僕が何に殺されそうなのかを、君は知らないまま 06
初めて地球人の家に行く。そのタスクは想像以上に俺に緊張をもたらしているらしい。上手く感情を顔に伝達することが出来ていない。俺は固まる表情パーツを手で解しながら、端末に表示される征木家へと向っていた。
本来なら行くつもりは無かった。だが、終業のホームルーム後に高岡教員に呼び立てられ、今ではあまり見かけなくなった小型記憶媒体を渡された時にやっと、自分が花折を“お見舞い”しなければいけないと知ったのだ。
入っているのは夏前の試験のテスト範囲、校内に居なければ端末にコピーされないデータを、直接持っていってくれという依頼だった。
「俺が、地球人の家に行くことになるなんてな……」
ヒグラシの鳴き声に鼓膜を揺らされながらぽつりと呟く。
それがどんな場所なのかは知っている。地球人の家族が皆で暮らす場所だ。単独で棲みかを持っていた自分たちとは違う“家”というものを、最初は群れなければ生きていけないのかと鼻で笑ったものだった。だが下校途中に空いた窓の隙間から漂ってくる魚を焼く匂いだとか、灯台のように暖かな光を放つ玄関の明かりだとかを何度も何度も見ているうちに、戦いに明け暮れて生死の境目の曖昧な生活をしていた我々と違って、地球人は誰かの待つ家が在っても大丈夫なのだろうなと感じるようになっていた。
「えっと、ここか……」
白い塀に囲まれた、周りの家々と変わらない没個性的な家屋。田舎な事もあり結構な広さで、花の多く咲いている庭には、さらに洗濯物を干すスペースまで用意されている。

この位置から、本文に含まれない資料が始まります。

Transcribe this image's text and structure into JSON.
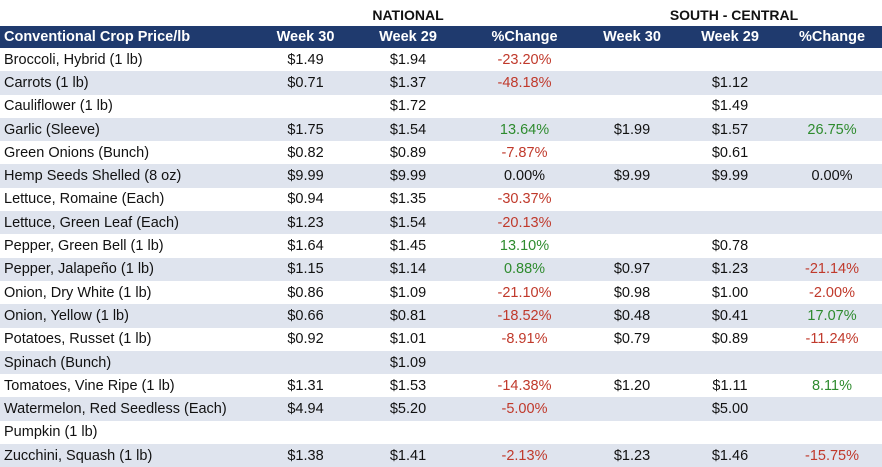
{
  "groups": {
    "national": "NATIONAL",
    "south_central": "SOUTH - CENTRAL"
  },
  "headers": [
    "Conventional Crop Price/lb",
    "Week 30",
    "Week 29",
    "%Change",
    "Week 30",
    "Week 29",
    "%Change"
  ],
  "colors": {
    "header_bg": "#1f3a6e",
    "stripe": "#dfe4ee",
    "negative": "#c0392b",
    "positive": "#2e8b2e"
  },
  "rows": [
    [
      "Broccoli, Hybrid (1 lb)",
      "$1.49",
      "$1.94",
      "-23.20%",
      "",
      "",
      ""
    ],
    [
      "Carrots (1 lb)",
      "$0.71",
      "$1.37",
      "-48.18%",
      "",
      "$1.12",
      ""
    ],
    [
      "Cauliflower (1 lb)",
      "",
      "$1.72",
      "",
      "",
      "$1.49",
      ""
    ],
    [
      "Garlic (Sleeve)",
      "$1.75",
      "$1.54",
      "13.64%",
      "$1.99",
      "$1.57",
      "26.75%"
    ],
    [
      "Green Onions (Bunch)",
      "$0.82",
      "$0.89",
      "-7.87%",
      "",
      "$0.61",
      ""
    ],
    [
      "Hemp Seeds Shelled (8 oz)",
      "$9.99",
      "$9.99",
      "0.00%",
      "$9.99",
      "$9.99",
      "0.00%"
    ],
    [
      "Lettuce, Romaine (Each)",
      "$0.94",
      "$1.35",
      "-30.37%",
      "",
      "",
      ""
    ],
    [
      "Lettuce, Green Leaf (Each)",
      "$1.23",
      "$1.54",
      "-20.13%",
      "",
      "",
      ""
    ],
    [
      "Pepper, Green Bell (1 lb)",
      "$1.64",
      "$1.45",
      "13.10%",
      "",
      "$0.78",
      ""
    ],
    [
      "Pepper, Jalapeño (1 lb)",
      "$1.15",
      "$1.14",
      "0.88%",
      "$0.97",
      "$1.23",
      "-21.14%"
    ],
    [
      "Onion, Dry White (1 lb)",
      "$0.86",
      "$1.09",
      "-21.10%",
      "$0.98",
      "$1.00",
      "-2.00%"
    ],
    [
      "Onion, Yellow (1 lb)",
      "$0.66",
      "$0.81",
      "-18.52%",
      "$0.48",
      "$0.41",
      "17.07%"
    ],
    [
      "Potatoes, Russet (1 lb)",
      "$0.92",
      "$1.01",
      "-8.91%",
      "$0.79",
      "$0.89",
      "-11.24%"
    ],
    [
      "Spinach (Bunch)",
      "",
      "$1.09",
      "",
      "",
      "",
      ""
    ],
    [
      "Tomatoes, Vine Ripe (1 lb)",
      "$1.31",
      "$1.53",
      "-14.38%",
      "$1.20",
      "$1.11",
      "8.11%"
    ],
    [
      "Watermelon, Red Seedless (Each)",
      "$4.94",
      "$5.20",
      "-5.00%",
      "",
      "$5.00",
      ""
    ],
    [
      "Pumpkin (1 lb)",
      "",
      "",
      "",
      "",
      "",
      ""
    ],
    [
      "Zucchini, Squash (1 lb)",
      "$1.38",
      "$1.41",
      "-2.13%",
      "$1.23",
      "$1.46",
      "-15.75%"
    ]
  ]
}
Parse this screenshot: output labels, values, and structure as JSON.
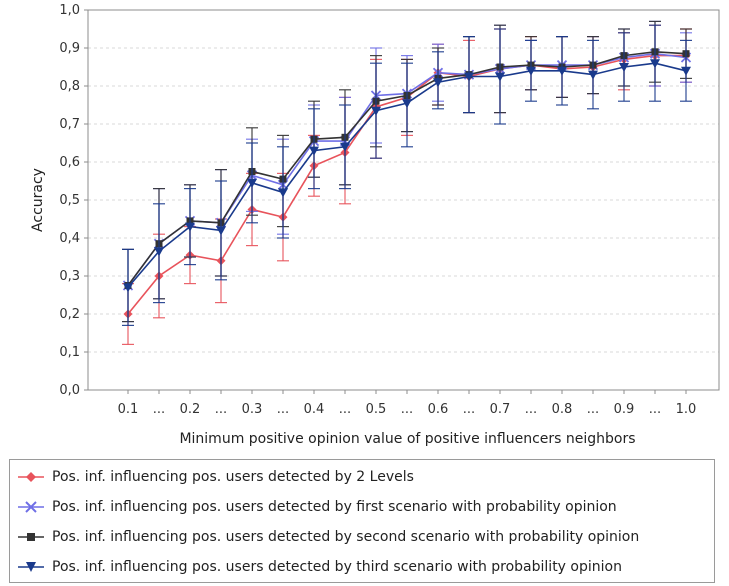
{
  "chart_data": {
    "type": "line",
    "title": "",
    "xlabel": "Minimum positive opinion value of positive influencers neighbors",
    "ylabel": "Accuracy",
    "categories": [
      "0.1",
      "...",
      "0.2",
      "...",
      "0.3",
      "...",
      "0.4",
      "...",
      "0.5",
      "...",
      "0.6",
      "...",
      "0.7",
      "...",
      "0.8",
      "...",
      "0.9",
      "...",
      "1.0"
    ],
    "ylim": [
      0.0,
      1.0
    ],
    "yticks": [
      "0,0",
      "0,1",
      "0,2",
      "0,3",
      "0,4",
      "0,5",
      "0,6",
      "0,7",
      "0,8",
      "0,9",
      "1,0"
    ],
    "grid": "horizontal dashed",
    "legend_position": "bottom",
    "series": [
      {
        "name": "Pos. inf. influencing pos. users detected by 2 Levels",
        "color": "#e8535b",
        "marker": "diamond",
        "values": [
          0.2,
          0.3,
          0.355,
          0.34,
          0.475,
          0.455,
          0.59,
          0.625,
          0.745,
          0.77,
          0.835,
          0.825,
          0.845,
          0.855,
          0.845,
          0.85,
          0.87,
          0.88,
          0.88
        ],
        "err_low": [
          0.12,
          0.19,
          0.28,
          0.23,
          0.38,
          0.34,
          0.51,
          0.49,
          0.61,
          0.67,
          0.75,
          0.73,
          0.73,
          0.79,
          0.77,
          0.78,
          0.79,
          0.8,
          0.81
        ],
        "err_high": [
          0.28,
          0.41,
          0.43,
          0.45,
          0.57,
          0.57,
          0.67,
          0.77,
          0.87,
          0.87,
          0.91,
          0.92,
          0.95,
          0.93,
          0.93,
          0.93,
          0.94,
          0.96,
          0.95
        ]
      },
      {
        "name": "Pos. inf. influencing pos. users detected by first scenario with probability opinion",
        "color": "#6f6fe6",
        "marker": "x",
        "values": [
          0.275,
          0.385,
          0.445,
          0.44,
          0.565,
          0.54,
          0.655,
          0.655,
          0.775,
          0.78,
          0.835,
          0.83,
          0.845,
          0.855,
          0.855,
          0.855,
          0.875,
          0.885,
          0.875
        ],
        "err_low": [
          0.18,
          0.24,
          0.35,
          0.3,
          0.47,
          0.41,
          0.56,
          0.54,
          0.65,
          0.68,
          0.76,
          0.73,
          0.73,
          0.79,
          0.77,
          0.78,
          0.8,
          0.8,
          0.81
        ],
        "err_high": [
          0.37,
          0.53,
          0.54,
          0.58,
          0.66,
          0.66,
          0.75,
          0.77,
          0.9,
          0.88,
          0.91,
          0.93,
          0.96,
          0.92,
          0.93,
          0.93,
          0.95,
          0.97,
          0.94
        ]
      },
      {
        "name": "Pos. inf. influencing pos. users detected by second scenario with probability opinion",
        "color": "#333333",
        "marker": "square",
        "values": [
          0.275,
          0.385,
          0.445,
          0.44,
          0.575,
          0.555,
          0.66,
          0.665,
          0.76,
          0.775,
          0.82,
          0.83,
          0.85,
          0.855,
          0.85,
          0.855,
          0.88,
          0.89,
          0.885
        ],
        "err_low": [
          0.18,
          0.24,
          0.35,
          0.3,
          0.46,
          0.43,
          0.56,
          0.54,
          0.64,
          0.68,
          0.75,
          0.73,
          0.73,
          0.79,
          0.77,
          0.78,
          0.8,
          0.81,
          0.82
        ],
        "err_high": [
          0.37,
          0.53,
          0.54,
          0.58,
          0.69,
          0.67,
          0.76,
          0.79,
          0.88,
          0.87,
          0.9,
          0.93,
          0.96,
          0.93,
          0.93,
          0.93,
          0.95,
          0.97,
          0.95
        ]
      },
      {
        "name": "Pos. inf. influencing pos. users detected by third scenario with probability opinion",
        "color": "#1a3a8c",
        "marker": "triangle-down",
        "values": [
          0.27,
          0.365,
          0.43,
          0.42,
          0.545,
          0.52,
          0.63,
          0.64,
          0.735,
          0.755,
          0.81,
          0.825,
          0.825,
          0.84,
          0.84,
          0.83,
          0.85,
          0.86,
          0.84
        ],
        "err_low": [
          0.17,
          0.23,
          0.33,
          0.29,
          0.44,
          0.4,
          0.53,
          0.53,
          0.61,
          0.64,
          0.74,
          0.73,
          0.7,
          0.76,
          0.75,
          0.74,
          0.76,
          0.76,
          0.76
        ],
        "err_high": [
          0.37,
          0.49,
          0.53,
          0.55,
          0.65,
          0.64,
          0.74,
          0.75,
          0.86,
          0.86,
          0.89,
          0.93,
          0.95,
          0.92,
          0.93,
          0.92,
          0.94,
          0.96,
          0.92
        ]
      }
    ]
  }
}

頭の中で、地球人の家に入るときのマニュアルを高速再生しながら、俺はとりあえず“①玄関のチャイムを押す”を実行した。
『はい』
女性の声。俺の緊張が極限まで高まる。ええっとなんて言えば良かったのか。俺は限界まで稼動を高める
「加賀と申します。花折君のクラスメイトで、学校から配布されるデータを持ってきました」
よし、②の備考に記載されていた、“会いたい相手の名前を折り込むとさらに不審さが薄れ良い”もクリアした。
『あら、今開けますわ』
俺はどきどきしながら玄関の戸が開くのを待つ。
「わざわざごめんなさいね」
扉が開き、一人の女性が姿を見せた。
「どうぞ、入っていらっしゃい」
とても高校生の息子がいるとは思えない、若々しい母親だった。白い陶磁のような肌と、色素の薄い髪が花折の受け継いだ遺伝情報を強く感じさせる。肩の辺りで切り揃えられた髪がふわりと揺れ、光に透けてベールのように彼女の輪郭をおぼろげに暈す。
「おじゃまします」
俺は門扉を押して中へと踏み入った。